O domínio da China reduz as possibilidades disponíveis para os países mais pobres.

Por exemplo, poderia estender o acesso isento de impostos a todas as importações de mão de obra intensiva provenientes de países em desenvolvimento. Uma opção radical, coerente com a tentativa de impulsionar o consumo interno na China, seria ir além e subsidiar as importações de bens de mão de obra intensiva de países pobres, de modo que os importadores recebam um pagamento do governo chinês, que repassariam aos consumidores chineses na forma de preços mais baixos. No mínimo, não deveria impedir a transferência de conhecimento especializado valioso para outros países, como fez em 2025, quando Pequim pressionou a fabricante Foxconn a repatriar 300 gerentes e engenheiros da Índia.

Além do comércio, a China poderia incentivar proativamente seus empresários a instalarem fábricas em países pobres com maior potencial. Isso complementaria sua Iniciativa Cinturão e Rota, o vasto programa de investimentos com foco em infraestrutura e commodities. Mesmo em relação à taxa de câmbio, pode haver agora uma oportunidade. A China, assim como outros países, há muito tempo se incomoda com o domínio financeiro do dólar. Essa hegemonia está se erodindo como resultado das ações dos EUA e da crescente dúvida sobre a confiabilidade das instituições americanas. Faria sentido para Pequim acelerar agora a internacionalização do renminbi. Isso acarretaria custos reais em termos de fortalecimento da moeda e potencial prejuízo às exportações chinesas, mas poderia oferecer um prêmio muito maior: uma chance real de rivalizar com a hegemonia do dólar. E uma correção na desvalorização da moeda geraria muitos efeitos positivos para os países pobres.

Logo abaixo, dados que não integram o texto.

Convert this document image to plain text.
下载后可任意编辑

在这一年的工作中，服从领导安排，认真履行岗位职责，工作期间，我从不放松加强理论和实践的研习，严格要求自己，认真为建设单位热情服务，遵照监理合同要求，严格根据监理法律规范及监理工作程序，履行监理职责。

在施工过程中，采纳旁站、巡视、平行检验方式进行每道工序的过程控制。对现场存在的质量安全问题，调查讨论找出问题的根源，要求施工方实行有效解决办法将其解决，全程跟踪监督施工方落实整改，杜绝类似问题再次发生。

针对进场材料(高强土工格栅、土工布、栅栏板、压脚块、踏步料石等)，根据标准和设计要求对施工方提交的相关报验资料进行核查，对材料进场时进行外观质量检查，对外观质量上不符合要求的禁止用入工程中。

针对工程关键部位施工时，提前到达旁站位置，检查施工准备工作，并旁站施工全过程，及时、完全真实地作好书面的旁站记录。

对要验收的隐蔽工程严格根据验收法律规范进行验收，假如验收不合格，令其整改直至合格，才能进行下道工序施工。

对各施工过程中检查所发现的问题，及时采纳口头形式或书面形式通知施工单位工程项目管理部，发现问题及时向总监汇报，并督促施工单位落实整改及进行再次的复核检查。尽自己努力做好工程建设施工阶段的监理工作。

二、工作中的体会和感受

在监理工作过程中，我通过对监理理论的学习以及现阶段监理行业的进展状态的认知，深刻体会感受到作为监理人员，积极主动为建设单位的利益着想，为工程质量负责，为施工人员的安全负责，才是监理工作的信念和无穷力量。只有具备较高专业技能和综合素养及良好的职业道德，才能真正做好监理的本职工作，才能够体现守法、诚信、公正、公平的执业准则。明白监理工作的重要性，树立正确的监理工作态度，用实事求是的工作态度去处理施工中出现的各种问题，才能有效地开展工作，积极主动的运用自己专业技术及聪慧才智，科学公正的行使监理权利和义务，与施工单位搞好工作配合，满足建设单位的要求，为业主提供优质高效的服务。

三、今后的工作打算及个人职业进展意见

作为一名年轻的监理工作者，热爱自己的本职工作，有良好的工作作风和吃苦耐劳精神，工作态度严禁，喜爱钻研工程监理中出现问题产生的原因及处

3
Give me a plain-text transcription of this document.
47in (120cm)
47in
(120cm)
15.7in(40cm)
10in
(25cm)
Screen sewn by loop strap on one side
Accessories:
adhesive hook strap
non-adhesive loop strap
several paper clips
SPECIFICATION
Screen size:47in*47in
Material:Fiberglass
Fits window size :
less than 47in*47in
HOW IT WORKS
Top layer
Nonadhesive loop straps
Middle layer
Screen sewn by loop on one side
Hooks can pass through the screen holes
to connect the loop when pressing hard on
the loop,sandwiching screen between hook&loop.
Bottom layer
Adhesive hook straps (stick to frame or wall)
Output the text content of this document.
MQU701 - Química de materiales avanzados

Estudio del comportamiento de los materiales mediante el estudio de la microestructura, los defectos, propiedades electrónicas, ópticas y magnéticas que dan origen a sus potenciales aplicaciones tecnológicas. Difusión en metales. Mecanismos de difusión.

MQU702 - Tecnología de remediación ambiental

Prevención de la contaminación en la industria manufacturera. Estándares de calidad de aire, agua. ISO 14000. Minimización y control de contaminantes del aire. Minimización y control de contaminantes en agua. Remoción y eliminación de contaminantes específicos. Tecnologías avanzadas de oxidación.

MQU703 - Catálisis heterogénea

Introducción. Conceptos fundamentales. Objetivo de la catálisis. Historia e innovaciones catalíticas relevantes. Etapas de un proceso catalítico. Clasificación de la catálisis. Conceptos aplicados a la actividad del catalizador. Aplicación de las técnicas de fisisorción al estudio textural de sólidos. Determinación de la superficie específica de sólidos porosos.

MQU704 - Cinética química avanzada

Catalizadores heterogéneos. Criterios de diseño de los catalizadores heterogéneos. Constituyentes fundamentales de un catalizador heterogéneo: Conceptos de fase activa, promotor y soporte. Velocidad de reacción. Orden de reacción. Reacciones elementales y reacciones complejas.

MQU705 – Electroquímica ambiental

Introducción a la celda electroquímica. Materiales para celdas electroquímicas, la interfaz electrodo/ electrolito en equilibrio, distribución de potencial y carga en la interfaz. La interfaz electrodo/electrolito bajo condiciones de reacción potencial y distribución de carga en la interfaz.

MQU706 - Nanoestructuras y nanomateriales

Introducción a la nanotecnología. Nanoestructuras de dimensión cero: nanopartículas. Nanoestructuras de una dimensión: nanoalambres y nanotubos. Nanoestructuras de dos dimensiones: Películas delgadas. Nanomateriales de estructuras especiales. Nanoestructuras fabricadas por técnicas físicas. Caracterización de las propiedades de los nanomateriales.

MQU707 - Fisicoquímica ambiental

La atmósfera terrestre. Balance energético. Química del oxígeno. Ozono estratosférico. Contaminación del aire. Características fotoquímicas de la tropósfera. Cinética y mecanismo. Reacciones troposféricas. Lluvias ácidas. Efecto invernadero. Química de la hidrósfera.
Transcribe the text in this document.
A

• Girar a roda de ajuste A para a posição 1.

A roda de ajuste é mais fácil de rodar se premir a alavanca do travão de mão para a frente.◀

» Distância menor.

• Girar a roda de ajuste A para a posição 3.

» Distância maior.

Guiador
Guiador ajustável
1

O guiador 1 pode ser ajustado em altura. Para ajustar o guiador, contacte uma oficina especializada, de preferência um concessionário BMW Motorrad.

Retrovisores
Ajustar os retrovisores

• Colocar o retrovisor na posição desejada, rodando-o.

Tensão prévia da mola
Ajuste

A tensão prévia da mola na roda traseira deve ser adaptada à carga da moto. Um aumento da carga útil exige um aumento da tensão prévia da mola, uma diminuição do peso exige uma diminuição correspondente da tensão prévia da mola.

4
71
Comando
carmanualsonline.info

Juntas, tais medidas podem ter algumas consequências negativas, principalmente afetando as exportações chinesas de mão de obra menos qualificada. Mas seriam uma dádiva para Pequim de uma maneira diferente. Se os líderes da China desejam assumir um papel maior na liderança global, devem entender que a liderança não se constrói simplesmente por meio da dominação, mas também facilitando a ascensão de outros. Para realmente aproveitar o declínio da hegemonia americana, a China não só deve se diferenciar desta atual versão protecionista e errática dos Estados Unidos, como também deve romper com seu próprio histórico de mercantilismo.

SHOUMITRO CHATTERJEE é professor assistente de Economia Internacional na Escola de Estudos Internacionais Avançados da Universidade Johns Hopkins e pesquisador não residente da Carnegie Endowment for International Peace.

ARVIND SUBRAMANIAN é pesquisador sênior do Peterson Institute for International Economics. De 2014 a 2018, atuou como Conselheiro Econômico Chefe do Governo da Índia. Ele é coautor, com Devesh Kapur, de A Sixth of Humanity: Independent India’s Development Odyssey.